In both cases defendants argue that they can’t make changes or the FDA will come after them. Judge Sessions wasn’t having it: “There is no evidence that FDA has ever brought, or threatened to bring, an enforcement action against (or otherwise sanctioned) a drug manufacturer who sought to strengthen or add a warning to its label. Likewise, there is no evidence that FDA has proposed to withdraw approval for a generic drug because its manufacturer sought to strengthen a label warning.”

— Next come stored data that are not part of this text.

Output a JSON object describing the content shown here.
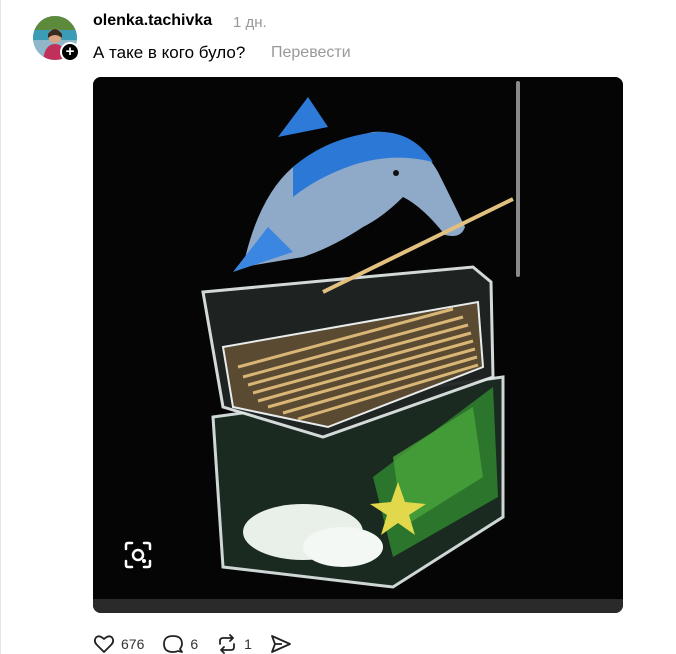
{
  "post": {
    "username": "olenka.tachivka",
    "time": "1 дн.",
    "caption": "А таке в кого було?",
    "translate_label": "Перевести"
  },
  "media": {
    "lens_icon": "visual-search-icon"
  },
  "actions": {
    "likes": "676",
    "comments": "6",
    "reposts": "1",
    "like_icon": "heart-icon",
    "comment_icon": "comment-icon",
    "repost_icon": "repost-icon",
    "share_icon": "send-icon"
  }
}
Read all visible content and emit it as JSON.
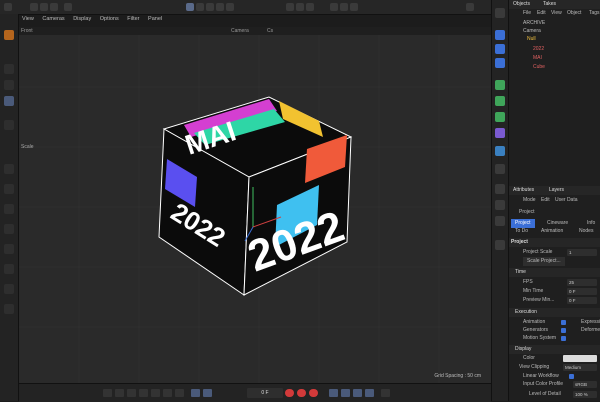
{
  "top_menu": [
    "View",
    "Cameras",
    "Display",
    "Options",
    "Filter",
    "Panel"
  ],
  "viewport": {
    "left_label": "Front",
    "camera_label": "Camera",
    "camera_value": "Cs",
    "side_label": "Scale",
    "grid_spacing": "Grid Spacing : 50 cm",
    "cube_texts": [
      "MAI",
      "2022",
      "2022"
    ]
  },
  "timeline": {
    "frame_field": "0 F"
  },
  "objects_panel": {
    "tabs": [
      "Objects",
      "Takes"
    ],
    "menu": [
      "File",
      "Edit",
      "View",
      "Object",
      "Tags"
    ],
    "items": [
      "ARCHIVE",
      "Camera",
      "Null",
      "2022",
      "MAI",
      "Cube"
    ]
  },
  "attributes_panel": {
    "tabs": [
      "Attributes",
      "Layers"
    ],
    "menu": [
      "Mode",
      "Edit",
      "User Data"
    ],
    "header": "Project",
    "subtabs": [
      "Project",
      "Cineware",
      "Info"
    ],
    "subtabs2": [
      "To Do",
      "Animation",
      "Nodes"
    ],
    "section_title": "Project",
    "project_scale_label": "Project Scale",
    "project_scale_value": "1",
    "scale_project_button": "Scale Project...",
    "time_section": "Time",
    "fps_label": "FPS",
    "fps_value": "25",
    "min_time_label": "Min Time",
    "min_time_value": "0 F",
    "preview_min_label": "Preview Min...",
    "preview_min_value": "0 F",
    "execution_section": "Execution",
    "animation_label": "Animation",
    "expressions_label": "Expressi...",
    "generators_label": "Generators",
    "deformers_label": "Deforme...",
    "motion_system_label": "Motion System",
    "display_section": "Display",
    "color_label": "Color",
    "view_clipping_label": "View Clipping",
    "view_clipping_value": "Medium",
    "linear_workflow_label": "Linear Workflow",
    "input_color_label": "Input Color Profile",
    "input_color_value": "sRGB",
    "lod_label": "Level of Detail",
    "lod_value": "100 %"
  },
  "colors": {
    "accent": "#3b6fd6",
    "record": "#d23a3a",
    "cube_dark": "#0b0b0b"
  }
}
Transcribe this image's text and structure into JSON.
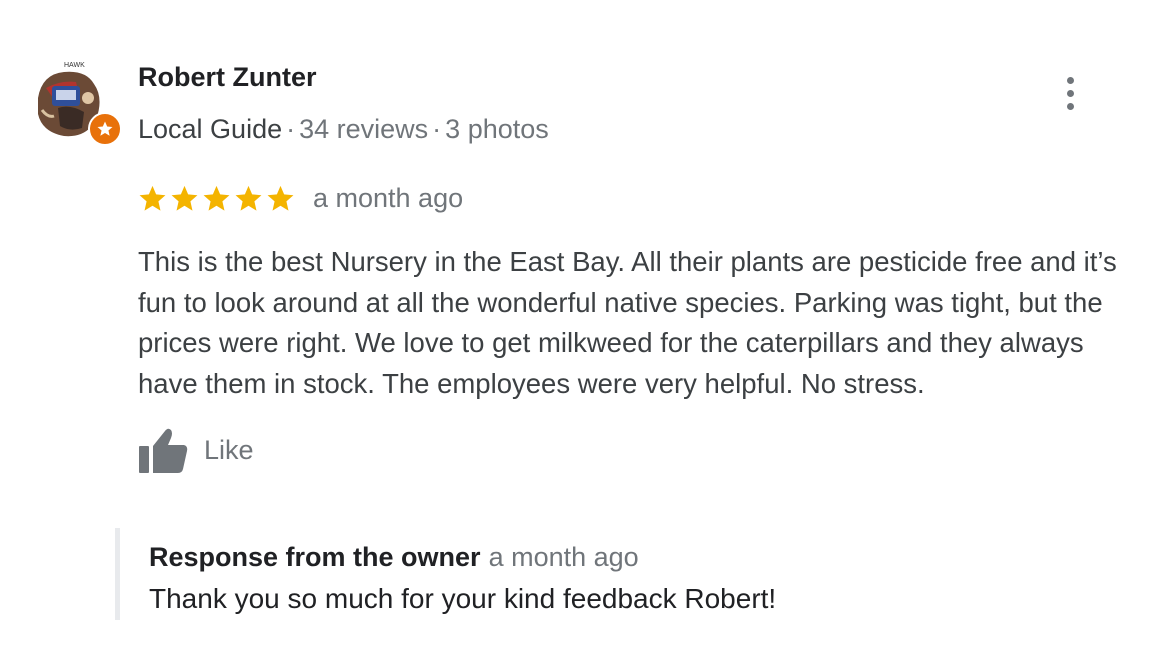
{
  "reviewer": {
    "name": "Robert Zunter",
    "badge": "Local Guide",
    "reviews_count": "34 reviews",
    "photos_count": "3 photos",
    "avatar_caption": "HAWK"
  },
  "review": {
    "rating": 5,
    "rating_max": 5,
    "date": "a month ago",
    "text": "This is the best Nursery in the East Bay. All their plants are pesticide free and it’s fun to look around at all the wonderful native species. Parking was tight, but the prices were right. We love to get milkweed for the caterpillars and they always have them in stock. The employees were very helpful. No stress."
  },
  "actions": {
    "like_label": "Like",
    "more_icon": "more-vert-icon",
    "like_icon": "thumbs-up-icon"
  },
  "owner_response": {
    "title": "Response from the owner",
    "date": "a month ago",
    "text": "Thank you so much for your kind feedback Robert!"
  },
  "colors": {
    "star": "#f4b400",
    "guide_badge": "#e8710a",
    "text_primary": "#202124",
    "text_secondary": "#70757a",
    "icon": "#70757a"
  }
}
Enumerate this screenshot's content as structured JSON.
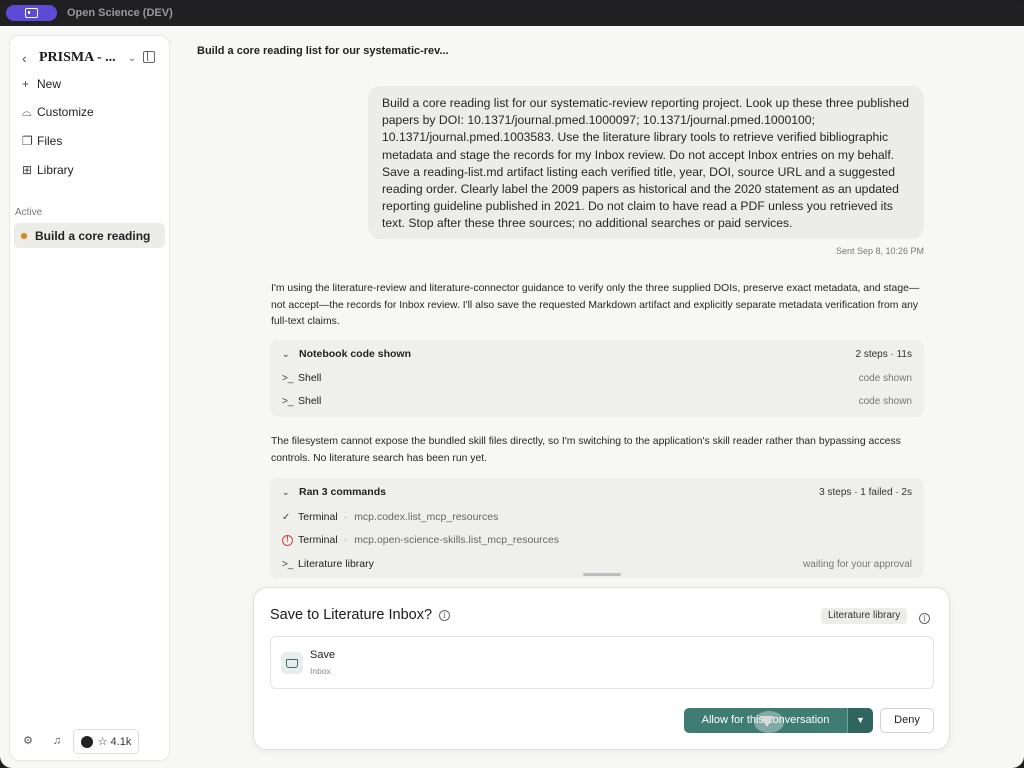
{
  "app": {
    "title": "Open Science (DEV)"
  },
  "sidebar": {
    "project": "PRISMA - ...",
    "nav": [
      {
        "label": "New",
        "icon": "plus-icon"
      },
      {
        "label": "Customize",
        "icon": "customize-icon"
      },
      {
        "label": "Files",
        "icon": "files-icon"
      },
      {
        "label": "Library",
        "icon": "book-icon"
      }
    ],
    "section_label": "Active",
    "active_item": "Build a core reading list",
    "github_stars": "4.1k"
  },
  "conversation": {
    "title": "Build a core reading list for our systematic-rev...",
    "user_message": "Build a core reading list for our systematic-review reporting project. Look up these three published papers by DOI: 10.1371/journal.pmed.1000097; 10.1371/journal.pmed.1000100; 10.1371/journal.pmed.1003583. Use the literature library tools to retrieve verified bibliographic metadata and stage the records for my Inbox review. Do not accept Inbox entries on my behalf. Save a reading-list.md artifact listing each verified title, year, DOI, source URL and a suggested reading order. Clearly label the 2009 papers as historical and the 2020 statement as an updated reporting guideline published in 2021. Do not claim to have read a PDF unless you retrieved its text. Stop after these three sources; no additional searches or paid services.",
    "sent": "Sent Sep 8, 10:26 PM",
    "assistant_1": "I'm using the literature-review and literature-connector guidance to verify only the three supplied DOIs, preserve exact metadata, and stage—not accept—the records for Inbox review. I'll also save the requested Markdown artifact and explicitly separate metadata verification from any full-text claims.",
    "card_1": {
      "title": "Notebook code shown",
      "meta": "2 steps · 11s",
      "rows": [
        {
          "label": "Shell",
          "status": "code shown"
        },
        {
          "label": "Shell",
          "status": "code shown"
        }
      ]
    },
    "assistant_2": "The filesystem cannot expose the bundled skill files directly, so I'm switching to the application's skill reader rather than bypassing access controls. No literature search has been run yet.",
    "card_2": {
      "title": "Ran 3 commands",
      "meta": "3 steps · 1 failed · 2s",
      "rows": [
        {
          "label": "Terminal",
          "sep": "·",
          "command": "mcp.codex.list_mcp_resources",
          "status": ""
        },
        {
          "label": "Terminal",
          "sep": "·",
          "command": "mcp.open-science-skills.list_mcp_resources",
          "status": ""
        },
        {
          "label": "Literature library",
          "sep": "",
          "command": "",
          "status": "waiting for your approval"
        }
      ]
    }
  },
  "approval": {
    "title": "Save to Literature Inbox?",
    "badge": "Literature library",
    "item_title": "Save",
    "item_subtitle": "Inbox",
    "allow_label": "Allow for this conversation",
    "deny_label": "Deny"
  },
  "colors": {
    "accent": "#3f7d74",
    "pill": "#5d4bd6",
    "status_dot": "#c48a2d",
    "error": "#cc4444"
  }
}
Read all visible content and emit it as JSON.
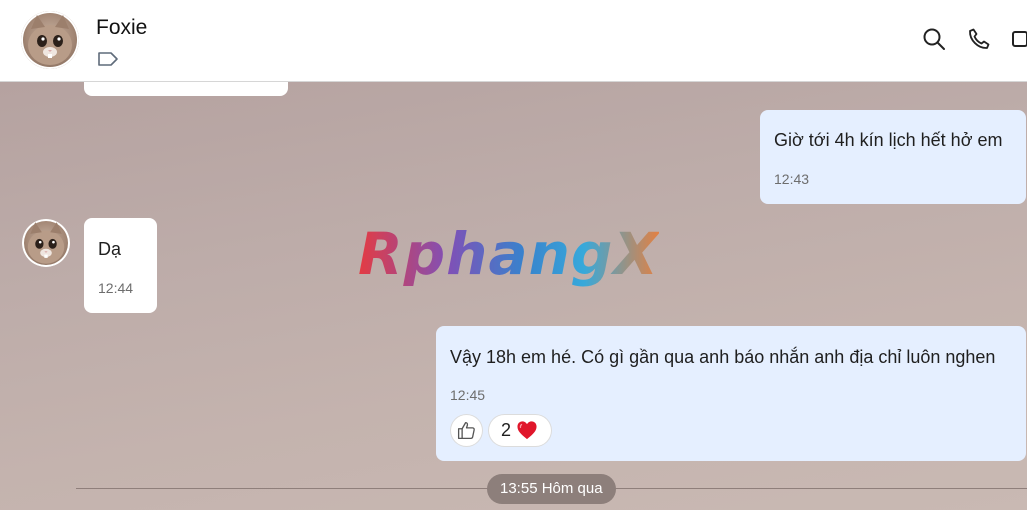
{
  "header": {
    "contact_name": "Foxie",
    "avatar_icon": "cat-avatar",
    "label_icon": "tag-icon",
    "actions": [
      "search-icon",
      "phone-icon",
      "video-icon"
    ]
  },
  "messages": [
    {
      "direction": "outgoing",
      "text": "Giờ tới 4h kín lịch hết hở em",
      "time": "12:43"
    },
    {
      "direction": "incoming",
      "text": "Dạ",
      "time": "12:44"
    },
    {
      "direction": "outgoing",
      "text": "Vậy 18h em hé. Có gì gần qua anh báo nhắn anh địa chỉ luôn nghen",
      "time": "12:45",
      "reactions": {
        "like_icon": "thumbs-up-icon",
        "count": "2",
        "emoji": "heart"
      }
    }
  ],
  "watermark": "RphangX",
  "day_separator": "13:55 Hôm qua",
  "colors": {
    "incoming_bubble": "#ffffff",
    "outgoing_bubble": "#e5efff",
    "chat_background": "#bdaca9",
    "heart": "#e0162b"
  }
}
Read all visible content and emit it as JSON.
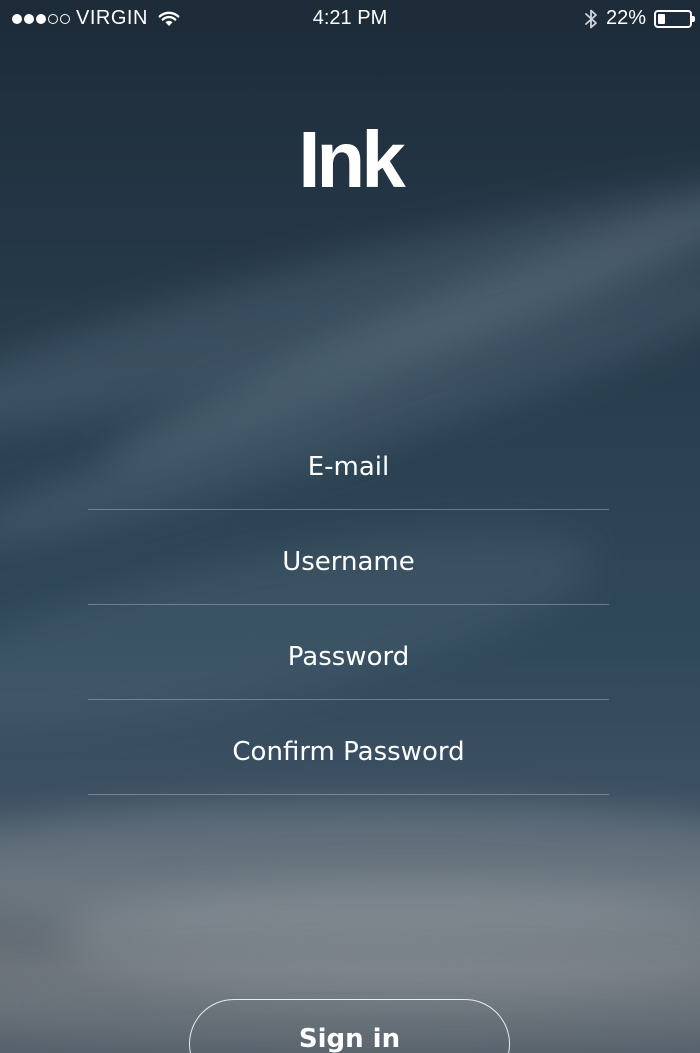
{
  "status_bar": {
    "signal_dots": [
      true,
      true,
      true,
      false,
      false
    ],
    "carrier": "VIRGIN",
    "time": "4:21 PM",
    "battery": "22%",
    "battery_level": 0.22,
    "icons": [
      "signal-icon",
      "wifi-icon",
      "bluetooth-icon",
      "battery-icon"
    ]
  },
  "app": {
    "logo": "Ink"
  },
  "form": {
    "fields": [
      {
        "placeholder": "E-mail",
        "value": ""
      },
      {
        "placeholder": "Username",
        "value": ""
      },
      {
        "placeholder": "Password",
        "value": ""
      },
      {
        "placeholder": "Confirm Password",
        "value": ""
      }
    ],
    "signin_label": "Sign in"
  },
  "colors": {
    "text": "#ffffff",
    "background_top": "#1d2b38",
    "background_bottom": "#6b727a"
  }
}
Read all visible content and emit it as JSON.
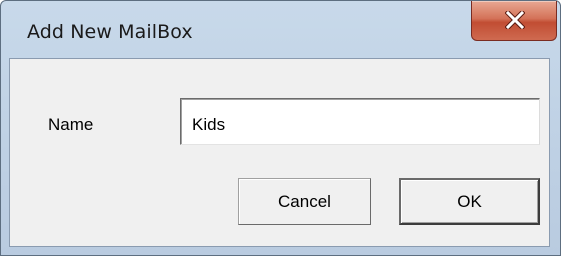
{
  "window": {
    "title": "Add New MailBox",
    "close_icon": "close-x-icon"
  },
  "form": {
    "name_label": "Name",
    "name_value": "Kids"
  },
  "buttons": {
    "cancel_label": "Cancel",
    "ok_label": "OK"
  },
  "colors": {
    "titlebar": "#c1d3e6",
    "close_button": "#c14d33",
    "client_background": "#f0f0f0"
  }
}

Judge Sessions mentions Levine in his opinion, and the docket sheet indicates that at least one of the parties might have wanted to wait for the Levine ruling from the Supreme Court. But the judge went ahead with his denial of summary judgment.

Maybe it’s something about Vermont. Unless Levine is a silver bullet, maybe we have 10 more years of preemption tests ahead of us.